LONDON (Reuters) - Britain’s biggest supermarket Tesco (TSCO.L) last week agreed a 3.7 billion pound ($4.6 billion) cash and shares takeover of Booker BOK.L, the country’s largest wholesaler, that would increase its dominance of a 195 billion pound food market.
The deal was welcomed by investors with Tesco and Booker’s shares soaring 9 percent and 16 percent respectively.
However, the transaction will face scrutiny from competition authorities as it will add to Tesco’s more than 28 percent share of the overall UK grocery market and more specifically its influence in the convenience, confectionery and tobacco markets.
Though Booker only owns a handful of stores, it has over 125,000 retail customers, supplying independent retailers who trade under its Premier, Family Shopper, Budgens and Londis brands. It is also Britain’s largest cash and carry operator with over 200 branches.
Below are details of the key steps of the regulatory process and the views of the major protagonists:
Britain’s Competition and Markets Authority (CMA) will consider the deal.
Analysts and investors said the complexity of Tesco and Booker’s businesses meant unpicking the competition implications was a huge challenge to the CMA’s processes and the outcome difficult to predict.
They said a lot depended on how the CMA defines the markets the two companies operate in - whether it looks at the UK grocery market as one or splits it between mainstream supermarkets and smaller convenience stores.
“How an earth is the CMA going to determine the competitive dynamics within and between districts where a (Tesco owned) One-Stop trades against a Premier and Londis?,” asked Shore Capital analyst Clive Black.
“What about where a Tesco superstore has a (smaller) Premier and Budgens close by or more parochial still, a Tesco Express and a Family Shopper.”
The deal was announced on Friday and the CMA will already be poring over the details of Tesco’s proposal.
“We’ll engage with them over the next few days and weeks,” said Tesco Chief Executive Dave Lewis.
After a short period the CMA will formally confirm the start of a Phase 1 investigation, inviting interested parties to comment.
That will be the chance for competing retailers, wholesalers, foodservice providers and their respective supply chains to make their representations.
After up to 40 working days the CMA could clear the deal, ask Tesco and Booker to offer “undertakings in lieu” or concessions to avoid a more detailed Phase 2 investigation, or refer the deal to a Phase 2 probe.
Analysts see referral to an in-depth Phase 2 investigation as inevitable.
If that inquiry, which lasts up to 24 weeks, does not find a lessening of competition, the transaction will be cleared.

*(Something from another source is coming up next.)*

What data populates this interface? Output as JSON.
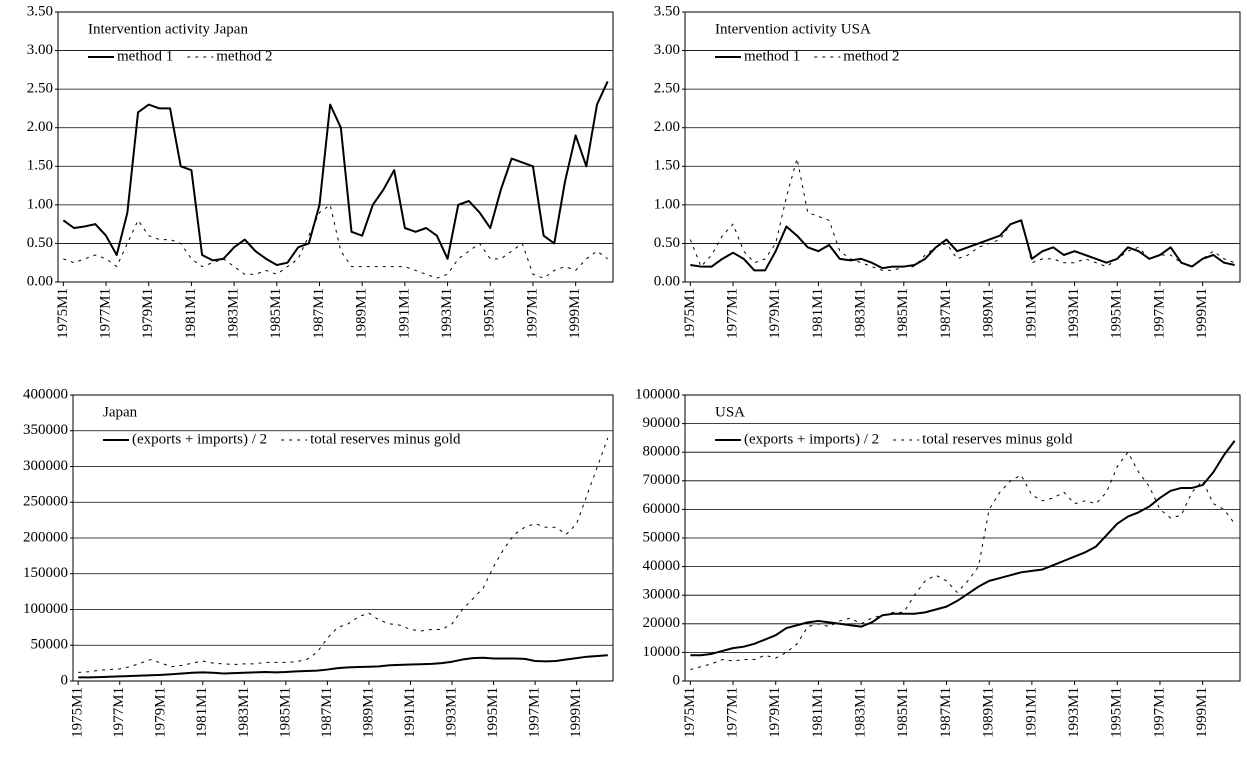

If a lessening of competition is found, the CMA can either seek remedies or block the deal.
Lewis said that as the deal was essentially a retailer and a wholesaler coming together it was not an acquisition of stores and therefore not detrimental to competition.
“What we think will happen is by coming together ... independent retailers get a better deal here than perhaps they do on a standalone basis,” he said.
Booker CEO Charles Wilson said the deal was “pro-competition”, with benefits for consumers and customers who will see better choice, prices and service.
“We’ve had good advice on this and that’s why we think we’ve got a very compelling story to take them (the CMA) through,” he said.
“Some retailers will welcome this, others will be concerned about competing with stores supplied through the merged Booker and Tesco business, and some will be uneasy at the prospect of working in partnership with one of their biggest historical competitors,” said James Lowman, CEO of the Association of Convenience Stores.
Tesco and Booker said they do not expect the deal to become effective until late 2017 or early 2018. That’s a big clue that they expect the deal to be referred to a Phase 2 probe.